We look forward to your positive response. And, the LRO still stands ready to help Lucent however we can.
K. O. Raschke
Russo, Patricia (Patricia) [mailto:email@example.com]
June 11, 2004
Mr. Kenneth O. Raschke
Lucent Retirees Organization
231 Pinetuck Lane
Winston-Salem, NC 27104
I received your letter on behalf of the LRO and I wanted to respond to the LRO's request for a review of Lucent's pension funds by independent auditors.
As we have shared with you on several occasions both in writing and via informal conversations, our pension plans are adequately funded to meet their obligations. As stated in our recent 10Q, filed with the SEC on May 6, 2004, we do not expect to make any contributions to our U.S. pension plans during fiscal year 2004 through fiscal year 2006.

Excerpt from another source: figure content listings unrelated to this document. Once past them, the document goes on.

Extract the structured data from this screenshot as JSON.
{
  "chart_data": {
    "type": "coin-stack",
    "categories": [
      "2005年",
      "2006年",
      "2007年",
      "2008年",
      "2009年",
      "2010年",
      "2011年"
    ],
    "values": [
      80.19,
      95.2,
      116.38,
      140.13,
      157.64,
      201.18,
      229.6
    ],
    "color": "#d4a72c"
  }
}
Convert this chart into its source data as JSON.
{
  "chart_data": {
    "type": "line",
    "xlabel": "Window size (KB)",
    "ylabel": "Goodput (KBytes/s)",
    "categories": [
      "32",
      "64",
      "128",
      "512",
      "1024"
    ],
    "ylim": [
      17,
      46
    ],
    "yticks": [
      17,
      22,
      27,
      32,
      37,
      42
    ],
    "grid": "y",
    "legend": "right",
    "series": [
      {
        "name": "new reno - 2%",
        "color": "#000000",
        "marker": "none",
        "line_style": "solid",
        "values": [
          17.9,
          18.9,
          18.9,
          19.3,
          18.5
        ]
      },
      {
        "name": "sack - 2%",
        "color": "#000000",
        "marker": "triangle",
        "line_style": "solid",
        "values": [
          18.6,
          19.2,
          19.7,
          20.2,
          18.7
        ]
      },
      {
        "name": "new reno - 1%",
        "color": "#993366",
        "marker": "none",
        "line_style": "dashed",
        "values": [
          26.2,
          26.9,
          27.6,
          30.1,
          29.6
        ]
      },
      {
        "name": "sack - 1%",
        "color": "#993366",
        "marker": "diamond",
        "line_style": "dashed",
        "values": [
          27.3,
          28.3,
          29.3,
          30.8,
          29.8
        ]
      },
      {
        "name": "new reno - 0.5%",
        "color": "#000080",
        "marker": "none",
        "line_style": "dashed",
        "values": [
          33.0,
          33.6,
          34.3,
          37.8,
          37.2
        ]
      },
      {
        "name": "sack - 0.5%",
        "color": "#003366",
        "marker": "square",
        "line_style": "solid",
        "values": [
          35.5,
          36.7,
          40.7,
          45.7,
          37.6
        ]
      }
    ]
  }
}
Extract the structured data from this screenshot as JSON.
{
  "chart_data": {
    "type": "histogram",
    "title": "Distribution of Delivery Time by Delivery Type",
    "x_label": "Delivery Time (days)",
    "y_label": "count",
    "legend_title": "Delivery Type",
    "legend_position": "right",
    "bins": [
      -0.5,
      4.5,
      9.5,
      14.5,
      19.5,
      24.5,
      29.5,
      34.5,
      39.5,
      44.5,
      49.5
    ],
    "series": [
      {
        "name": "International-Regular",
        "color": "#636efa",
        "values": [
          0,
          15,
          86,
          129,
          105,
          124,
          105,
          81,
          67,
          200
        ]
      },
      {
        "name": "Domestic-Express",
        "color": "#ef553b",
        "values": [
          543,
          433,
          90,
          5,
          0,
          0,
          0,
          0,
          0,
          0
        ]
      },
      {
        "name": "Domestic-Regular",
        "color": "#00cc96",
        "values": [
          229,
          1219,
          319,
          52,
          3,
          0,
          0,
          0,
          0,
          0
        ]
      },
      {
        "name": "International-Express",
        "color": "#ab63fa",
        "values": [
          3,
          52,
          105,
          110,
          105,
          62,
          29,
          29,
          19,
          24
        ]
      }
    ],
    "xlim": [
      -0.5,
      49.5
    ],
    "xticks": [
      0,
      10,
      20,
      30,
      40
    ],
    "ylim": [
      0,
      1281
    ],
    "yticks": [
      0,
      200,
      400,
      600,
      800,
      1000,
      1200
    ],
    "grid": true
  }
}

If you are requesting a financial audit of our pension fund, as we have previously stated, PricewaterhouseCoopers LLP (PwC), serves as Lucent's Independent Auditor and performs an annual audit of the records and accounts of our pension plan as required under ERISA guidelines. The pension plan is audited in accordance with Generally Accepted Auditing Standards (GAAS) as directed by the American Institute of Certified Public Accountants, and the plan's financial statements are compiled in accordance with Generally Accepted Accounting Principles (GAAP) promulgated by FASB. PwC's audits are filed as part of Lucent's IRS Forms 5500, and are available for inspection by plan participants.
PwC is totally independent and ultimately accountable to Lucent's Board of Directors and the Audit and Finance Committee of the Board, of which all members meet the independence requirements of the New York Stock Exchange. In addition, Lucent engages PwC solely for audit, audit-related, tax, and other accounting and financial-related services.
If you are requesting a review of our pension plan asset allocation policies, they are ultimately the responsibility of the Board of Directors. The Board sets the overall investment strategy for the pension fund, which is the asset allocation decision for plan investments. The Audit and Finance Committee of the Board reviews and recommends changes to the Board for funding policy and contributions to the pension plan. Under ERISA's funding rules, the company bears the full responsibility for making up any shortfall in investment performance. We follow the applicable disclosure rules, and those documents are publicly available. In addition, all of our directors are aware of their fiduciary responsibilities regarding the investment of pension assets, including the requirement that they make their asset allocation decisions regarding pension plan assets solely for the benefit of the plan participants. As you know from previous conversations, we are fortunate in having an outstanding investment management team. And if you look at our pension fund performance, as of May 31, 2004, the pension has outperformed the five- and ten-year average of their allocation benchmarks.
Given all of the information we have provided in this and previous communications, and that we are in full compliance with ERISA guidelines, we do not think that any additional financial audits or reviews of asset allocation policies would provide any additional useful information.